As can be seen from Fig. 3c–e, the weight visualization results show that if using only one attention mechanism, the effect of weight assignment performs the worst. As shown in Fig. 3f–h, when we further use two attention mechanisms in CFSM module, this obviously produces information gain. From Fig. 3i, we use three attention mechanisms in SGDM module, the generated features contain more semantic information. This shows the proposed TSDNets is effective at guiding the attention weights to select the useful features.

Experiments and results

Datasets

We verify the MAS-Net on three datasets which are briefly described in the following paragraphs.

Shenzhen dataset—Chest X-ray database [5]. This dataset was constructed by the National Library of Medicine of Maryland, USA, and the Third People’s Hospital of Shenzhen, China. This dataset consists of 662 chest X-rays images, including 336 tuberculosis disease images (TB) and 326 normal medical images (Nor). The size of each image is 3000 $\times $ 2900 $\sim $ 3000.

COVID-19 radiography database [1]. This dataset was jointly produced by researchers from Qatar University and Dhaka University. There are only 219 COVID-19 images in the original dataset. To balance this dataset, the number of images reached 1200 through post-supplementation. The data consist of three types of medical chest X-ray images: viral pneumonia (VP, 1345 images), normal (Nor, 1341 images), and COVID (COVID, 1200 images). The size of each image is 1024 $\times $ 1024.

ISIC2018 dataset [22]. This dataset is the largest public dataset of skin diseases, consisting of 10,015 skin disease images. Different types of skin disease images in this dataset were acquired using different types of imaging equipments.
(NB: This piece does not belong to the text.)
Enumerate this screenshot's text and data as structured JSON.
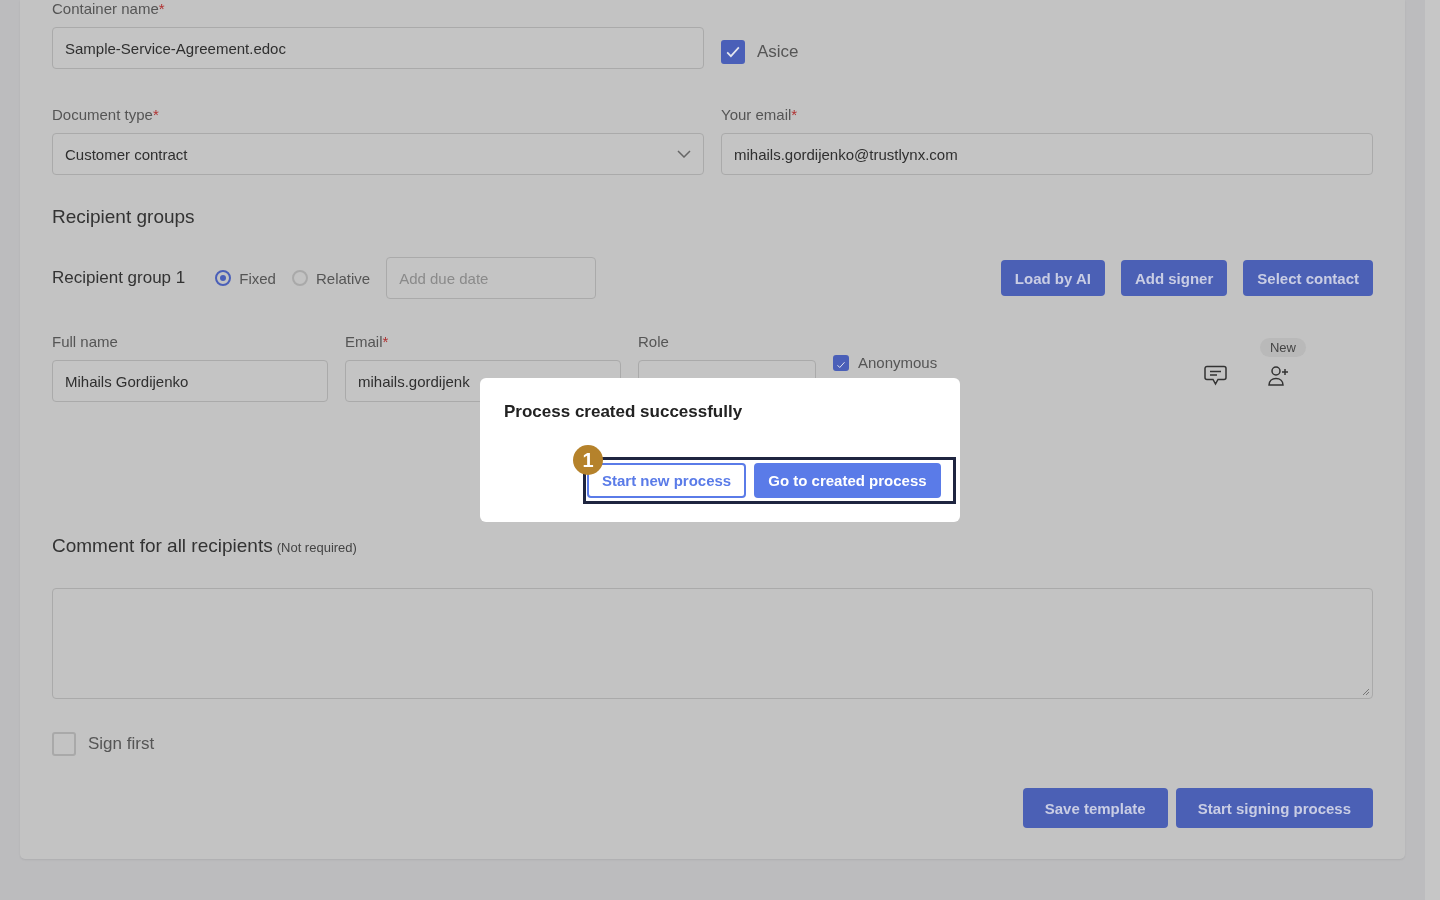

The dataset contains 7 types of skin diseases: E MELANOMA (MEL, 1113), MELANOCYTIC NEVUS (NV, 6705), BASAL CELL CARCINOMA (BCC, 514), ACTINIC KERATOSIS (AKIEC, 327), BENIGN KERATOSIS (BKL, 1099), DERMATO FIBROMA (DF, 115) and VASCULAR LESIONS (VASC, 142). The size of each image is 600 $\times $ 450.
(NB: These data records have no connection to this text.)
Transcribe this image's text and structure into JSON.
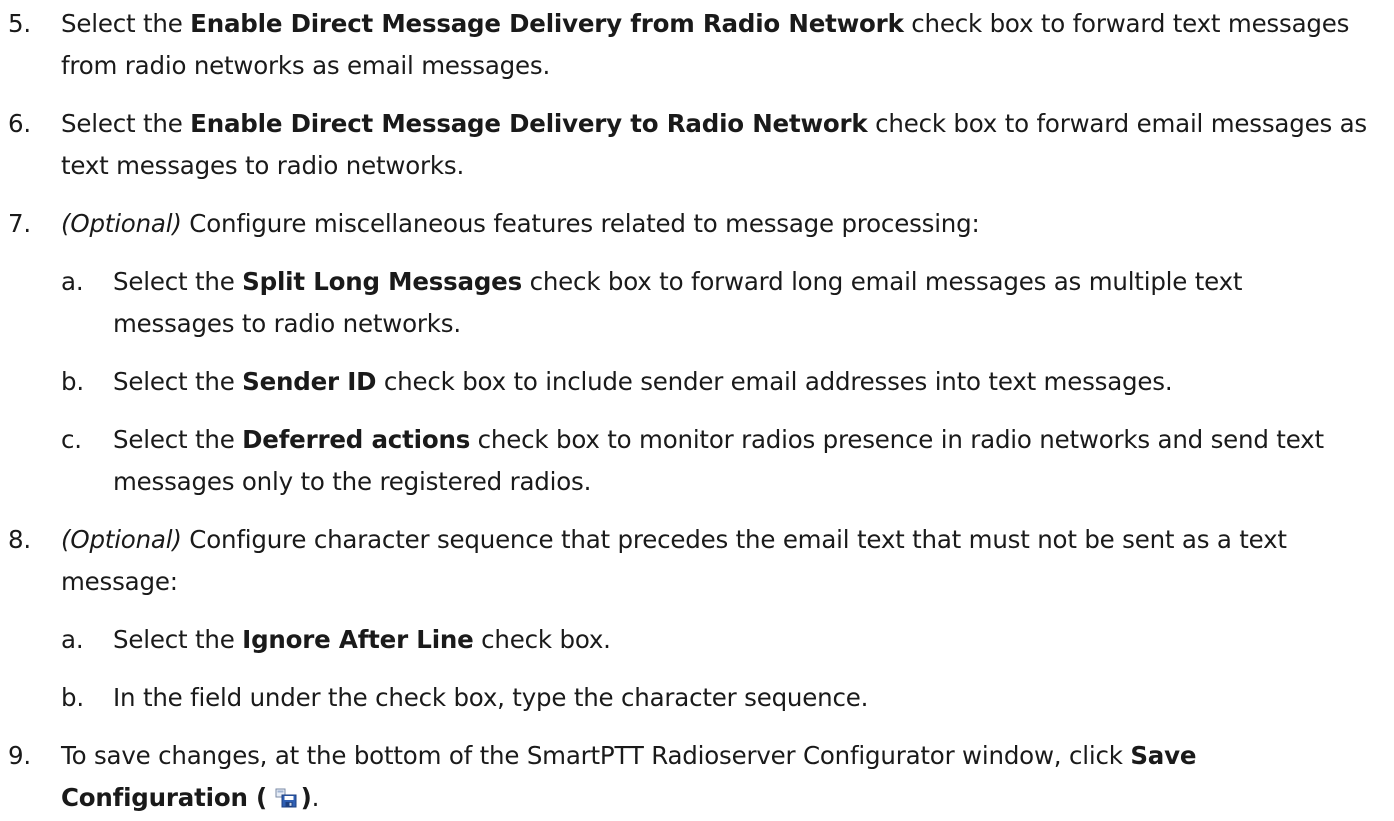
{
  "steps": [
    {
      "num": "5.",
      "pre": "Select the ",
      "bold": "Enable Direct Message Delivery from Radio Network",
      "post": " check box to forward text messages from radio networks as email messages."
    },
    {
      "num": "6.",
      "pre": "Select the ",
      "bold": "Enable Direct Message Delivery to Radio Network",
      "post": " check box to forward email messages as text messages to radio networks."
    },
    {
      "num": "7.",
      "italic": "(Optional)",
      "text": " Configure miscellaneous features related to message processing:",
      "subs": [
        {
          "num": "a.",
          "pre": "Select the ",
          "bold": "Split Long Messages",
          "post": " check box to forward long email messages as multiple text messages to radio networks."
        },
        {
          "num": "b.",
          "pre": "Select the ",
          "bold": "Sender ID",
          "post": " check box to include sender email addresses into text messages."
        },
        {
          "num": "c.",
          "pre": "Select the ",
          "bold": "Deferred actions",
          "post": " check box to monitor radios presence in radio networks and send text messages only to the registered radios."
        }
      ]
    },
    {
      "num": "8.",
      "italic": "(Optional)",
      "text": " Configure character sequence that precedes the email text that must not be sent as a text message:",
      "subs": [
        {
          "num": "a.",
          "pre": "Select the ",
          "bold": "Ignore After Line",
          "post": " check box."
        },
        {
          "num": "b.",
          "text": "In the field under the check box, type the character sequence."
        }
      ]
    },
    {
      "num": "9.",
      "pre": "To save changes, at the bottom of the SmartPTT Radioserver Configurator window, click ",
      "bold_open": "Save Configuration (",
      "icon": "save-configuration-icon",
      "bold_close": ")",
      "post": "."
    }
  ]
}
For training and testing purposes for our model, we have our data broken down into three distinct datasets with a ratio of 7:1:2, i.e, the training set, the validation set and the test set. All medical images are compressed to 256 $\times $ 256. We train our model using the deep learning framework Keras on the desktop computer (Tesla V100 with 16 G of RAM). We set the learning rate as 0.0001, and use Adam as the optimizer.

Evaluation metrics

We evaluate each model and perform various ablation experiments using the average accuracy (AA), overall accuracy (OA) and Kappa coefficient (Kappa) metrics.
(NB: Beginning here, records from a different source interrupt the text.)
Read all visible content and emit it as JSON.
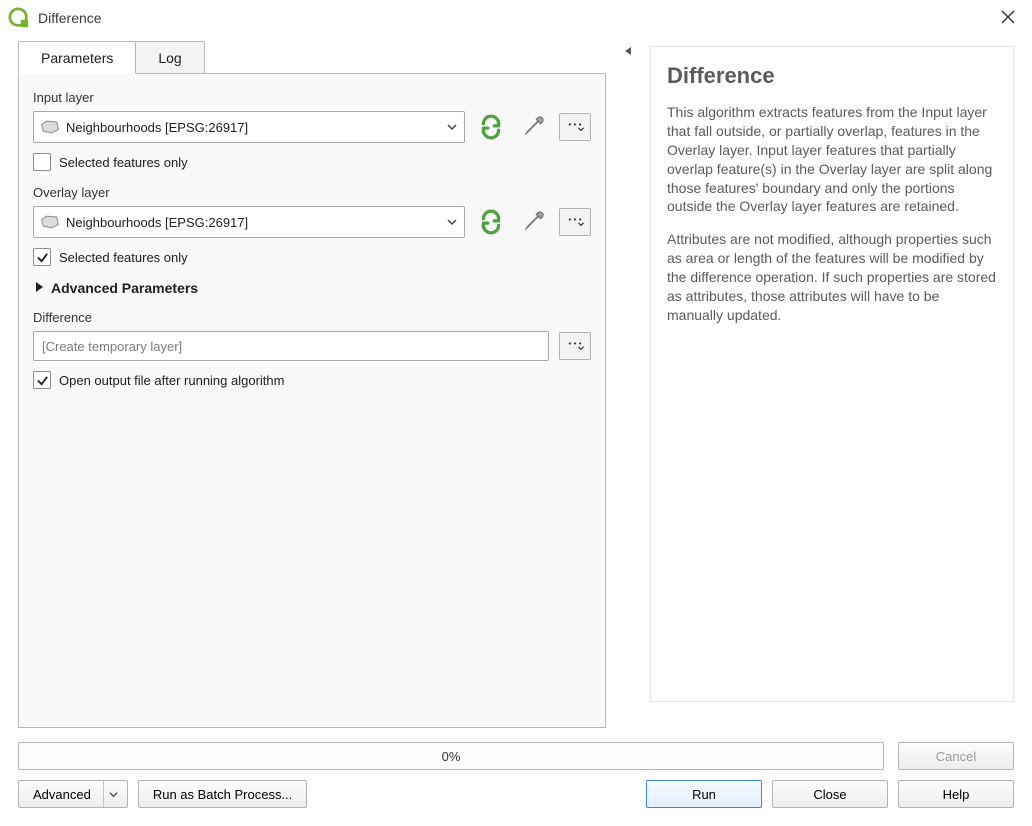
{
  "window": {
    "title": "Difference"
  },
  "tabs": {
    "parameters": "Parameters",
    "log": "Log"
  },
  "params": {
    "input_label": "Input layer",
    "input_value": "Neighbourhoods [EPSG:26917]",
    "input_selected_only": "Selected features only",
    "overlay_label": "Overlay layer",
    "overlay_value": "Neighbourhoods [EPSG:26917]",
    "overlay_selected_only": "Selected features only",
    "advanced": "Advanced Parameters",
    "output_label": "Difference",
    "output_placeholder": "[Create temporary layer]",
    "open_after": "Open output file after running algorithm"
  },
  "checks": {
    "input_selected": false,
    "overlay_selected": true,
    "open_after": true
  },
  "help": {
    "title": "Difference",
    "p1": "This algorithm extracts features from the Input layer that fall outside, or partially overlap, features in the Overlay layer. Input layer features that partially overlap feature(s) in the Overlay layer are split along those features' boundary and only the portions outside the Overlay layer features are retained.",
    "p2": "Attributes are not modified, although properties such as area or length of the features will be modified by the difference operation. If such properties are stored as attributes, those attributes will have to be manually updated."
  },
  "progress": "0%",
  "buttons": {
    "cancel": "Cancel",
    "advanced": "Advanced",
    "batch": "Run as Batch Process...",
    "run": "Run",
    "close": "Close",
    "help": "Help"
  }
}
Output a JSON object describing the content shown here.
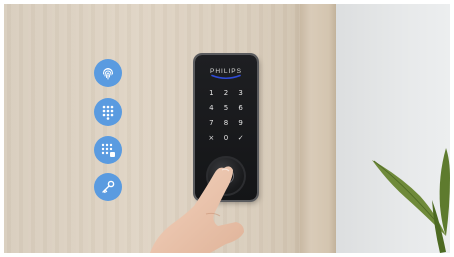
{
  "scene": {
    "description_colors": {
      "icon_blue": "#5a9be0",
      "lock_body": "#1a1b1e",
      "keypad_text": "#e6e6e6",
      "brand_arc": "#2f4bd6"
    }
  },
  "feature_icons": [
    {
      "name": "fingerprint-icon"
    },
    {
      "name": "keypad-icon"
    },
    {
      "name": "keypad-passcode-icon"
    },
    {
      "name": "key-icon"
    }
  ],
  "lock": {
    "brand": "PHILIPS",
    "keypad": [
      "1",
      "2",
      "3",
      "4",
      "5",
      "6",
      "7",
      "8",
      "9",
      "×",
      "0",
      "✓"
    ]
  }
}
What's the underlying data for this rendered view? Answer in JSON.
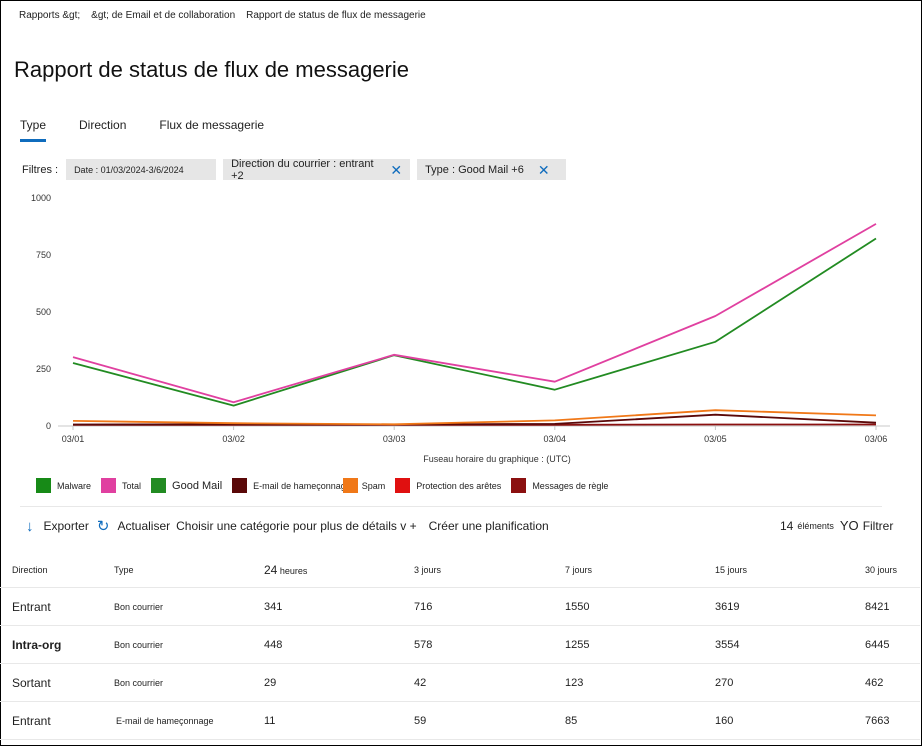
{
  "breadcrumb": [
    "Rapports &gt;",
    "&gt; de Email et de collaboration",
    "Rapport de status de flux de messagerie"
  ],
  "title": "Rapport de status de flux de messagerie",
  "tabs": [
    {
      "label": "Type",
      "active": true
    },
    {
      "label": "Direction",
      "active": false
    },
    {
      "label": "Flux de messagerie",
      "active": false
    }
  ],
  "filters": {
    "label": "Filtres :",
    "chips": [
      "Date : 01/03/2024-3/6/2024",
      "Direction du courrier : entrant +2",
      "Type : Good Mail +6"
    ]
  },
  "chart_data": {
    "type": "line",
    "x": [
      "03/01",
      "03/02",
      "03/03",
      "03/04",
      "03/05",
      "03/06"
    ],
    "ylim": [
      0,
      1000
    ],
    "yticks": [
      0,
      250,
      500,
      750,
      1000
    ],
    "xlabel": "Fuseau horaire du graphique : (UTC)",
    "grid": false,
    "series": [
      {
        "name": "Total",
        "color": "#e040a0",
        "values": [
          298,
          100,
          308,
          190,
          478,
          882
        ]
      },
      {
        "name": "Good Mail",
        "color": "#228b22",
        "values": [
          272,
          85,
          306,
          155,
          365,
          818
        ]
      },
      {
        "name": "Spam",
        "color": "#f07818",
        "values": [
          18,
          8,
          3,
          20,
          65,
          42
        ]
      },
      {
        "name": "E-mail de hameçonnage",
        "color": "#5a0808",
        "values": [
          2,
          3,
          2,
          5,
          45,
          10
        ]
      },
      {
        "name": "Messages de règle",
        "color": "#8b1010",
        "values": [
          1,
          1,
          1,
          1,
          2,
          2
        ]
      }
    ]
  },
  "legend": [
    {
      "label": "Malware",
      "color": "#178a17"
    },
    {
      "label": "Total",
      "color": "#e040a0"
    },
    {
      "label": "Good Mail",
      "color": "#228b22"
    },
    {
      "label": "E-mail de hameçonnage",
      "color": "#5a0808"
    },
    {
      "label": "Spam",
      "color": "#f07818"
    },
    {
      "label": "Protection des arêtes",
      "color": "#e01010"
    },
    {
      "label": "Messages de règle",
      "color": "#8b1010"
    }
  ],
  "toolbar": {
    "export": "Exporter",
    "refresh": "Actualiser",
    "category": "Choisir une catégorie pour plus de détails v +",
    "schedule": "Créer une planification"
  },
  "count": {
    "value": "14",
    "unit": "éléments",
    "yo": "YO",
    "filter": "Filtrer"
  },
  "table": {
    "headers": {
      "direction": "Direction",
      "type": "Type",
      "h24_num": "24",
      "h24_unit": "heures",
      "d3": "3 jours",
      "d7": "7 jours",
      "d15": "15 jours",
      "d30": "30 jours"
    },
    "rows": [
      {
        "direction": "Entrant",
        "type": "Bon courrier",
        "v": [
          "341",
          "716",
          "1550",
          "3619",
          "8421"
        ]
      },
      {
        "direction": "Intra-org",
        "type": "Bon courrier",
        "v": [
          "448",
          "578",
          "1255",
          "3554",
          "6445"
        ]
      },
      {
        "direction": "Sortant",
        "type": "Bon courrier",
        "v": [
          "29",
          "42",
          "123",
          "270",
          "462"
        ]
      },
      {
        "direction": "Entrant",
        "type": "E-mail de hameçonnage",
        "v": [
          "11",
          "59",
          "85",
          "160",
          "7663"
        ]
      }
    ]
  }
}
$$\begin{aligned} \text {AA}&=\frac{1}{S}\left( \frac{n_{1}}{m_{1}}+\frac{n_{2}}{m_{2}}+\cdots +\frac{n_{s}}{m_{s}}\right) \end{aligned}$$

(11)

$$\begin{aligned} \text {OA}&=\frac{n_{1}+n_{2}+\ldots +n_{s}}{m_{1}+m_{2}+\cdots +m_{s}}\end{aligned}$$

(12)

$$\begin{aligned} \text{ Kappa }&=\frac{OA-\frac{\left( n_{1} \times m_{1}+n_{2} \times m_{2}+\cdots +n_{s} \times m_{s}\right) }{S \times S}}{1--\frac{\left( n_{1} \times m_{1}+n_{2} \times m_{2}+\cdots +n_{s} \times m_{s}\right) }{S \times S}} \end{aligned}$$

(13)

where $n_i$ represents the number of samples belonging to the ith class, which are perfectly classified; $m_i$ represents the total number of ith class; and S represents the number of classes.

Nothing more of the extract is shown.